The trees being removed are within the alignment of additional lanes currently being added in each direction. The widening is designed to align with the existing four-lane wide street on both sides of where the improvements are now underway.
Manteca’s elected leaders back in 2006 promised residents in the neighborhood that the street would be widened and sidewalks added to improve pedestrian safety.
The travel lanes along the segment being widened are narrow and the pavement has washboard like texture between filled in potholes. Pedestrians are forced to walk close to the 45 mph traffic due to a narrow, dirt shoulder. And when it rains, pedestrians often walk on the roadway to traverse the segment creating a safety hazard. The pavement is also too narrow to safely accommodate a bicyclist and vehicle heading in the same direction.
Even though the city is following through on a promise to neighbors, several residents including Geral Hodges believe the city callously moved forward without even thinking about trying to save the trees or designing the road around them.
“We needed sidewalks and (an) improved road bed,” Hedges wrote in an e-mail. “We did not need to lose 16 trees . . .  and make another high speed way for commuters to race through our city on the way to elsewhere.”
Hedges believes the city could have come up with a plan that would have enhanced pedestrian safety, slowed traffic, and saved most if not all of the trees.
He was critical of the city determining there was no significant environmental impact and proceeding with the project. Hedges noted the dozen or so large trees and shrubs digested about 48 pounds of carbon dioxide a year.
“When will Manteca come to grips with the idea that cities form to provide a safe and healthy place to build a community of people in?” Hedges asked.
It isn’t the first time the city has come under fire for removing large healthy trees.

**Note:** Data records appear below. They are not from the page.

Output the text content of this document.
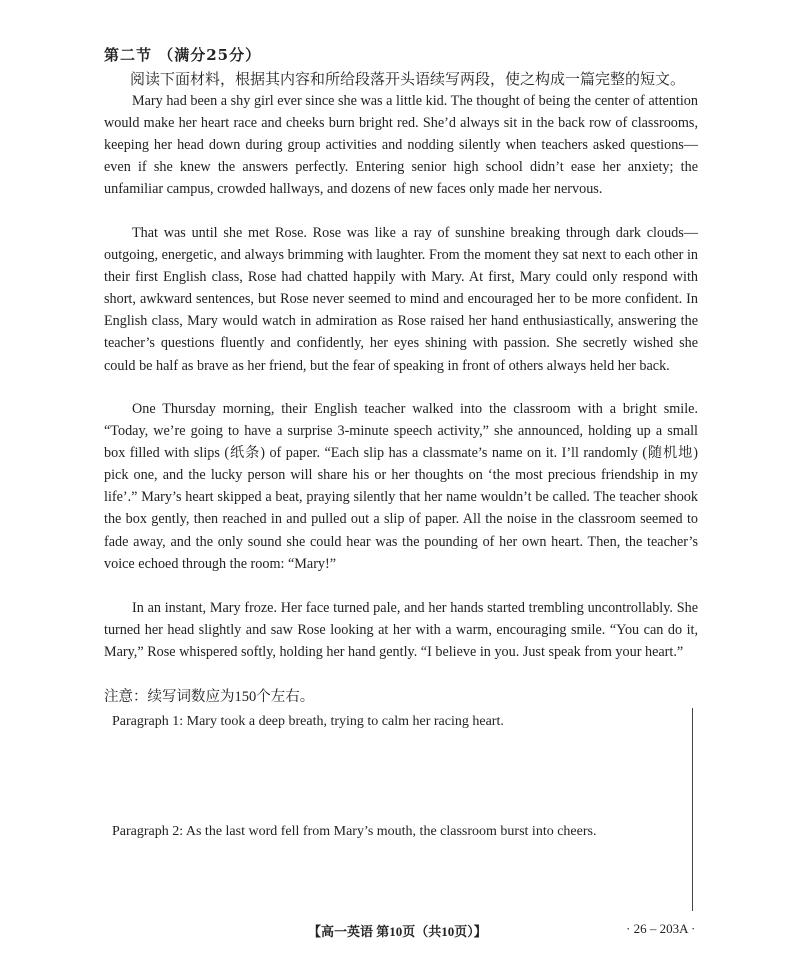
第二节 （满分25分）
阅读下面材料，根据其内容和所给段落开头语续写两段，使之构成一篇完整的短文。
Mary had been a shy girl ever since she was a little kid. The thought of being the center of attention would make her heart race and cheeks burn bright red. She’d always sit in the back row of classrooms, keeping her head down during group activities and nodding silently when teachers asked questions—even if she knew the answers perfectly. Entering senior high school didn’t ease her anxiety; the unfamiliar campus, crowded hallways, and dozens of new faces only made her nervous.
That was until she met Rose. Rose was like a ray of sunshine breaking through dark clouds—outgoing, energetic, and always brimming with laughter. From the moment they sat next to each other in their first English class, Rose had chatted happily with Mary. At first, Mary could only respond with short, awkward sentences, but Rose never seemed to mind and encouraged her to be more confident. In English class, Mary would watch in admiration as Rose raised her hand enthusiastically, answering the teacher’s questions fluently and confidently, her eyes shining with passion. She secretly wished she could be half as brave as her friend, but the fear of speaking in front of others always held her back.
One Thursday morning, their English teacher walked into the classroom with a bright smile. “Today, we’re going to have a surprise 3-minute speech activity,” she announced, holding up a small box filled with slips (纸条) of paper. “Each slip has a classmate’s name on it. I’ll randomly (随机地) pick one, and the lucky person will share his or her thoughts on ‘the most precious friendship in my life’.” Mary’s heart skipped a beat, praying silently that her name wouldn’t be called. The teacher shook the box gently, then reached in and pulled out a slip of paper. All the noise in the classroom seemed to fade away, and the only sound she could hear was the pounding of her own heart. Then, the teacher’s voice echoed through the room: “Mary!”
In an instant, Mary froze. Her face turned pale, and her hands started trembling uncontrollably. She turned her head slightly and saw Rose looking at her with a warm, encouraging smile. “You can do it, Mary,” Rose whispered softly, holding her hand gently. “I believe in you. Just speak from your heart.”
注意：续写词数应为150个左右。
Paragraph 1: Mary took a deep breath, trying to calm her racing heart.
Paragraph 2: As the last word fell from Mary’s mouth, the classroom burst into cheers.
【高一英语 第10页（共10页）】	· 26 – 203A ·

Nearly 10 years ago the city was criticized for removing large liquidamber trees from along Powers Avenue in front of St. Paul’s United Methodist Church and four in a municipal parking lot at 100 Sycamore Avenue.
In both cases, the trees with their shallow root systems were lifting up sidewalks, buckling asphalt and interfering with sewer lines.
The city at the time they planted replacement trees in 2004 said the Chinese pistache trees they used would not buckle sidewalks and ultimately would be bigger and provide more shade. Critics have essentially said they are still waiting to see that happen.
Manteca has more than 17,000 trees in parks, at the golf course, and along city right of way.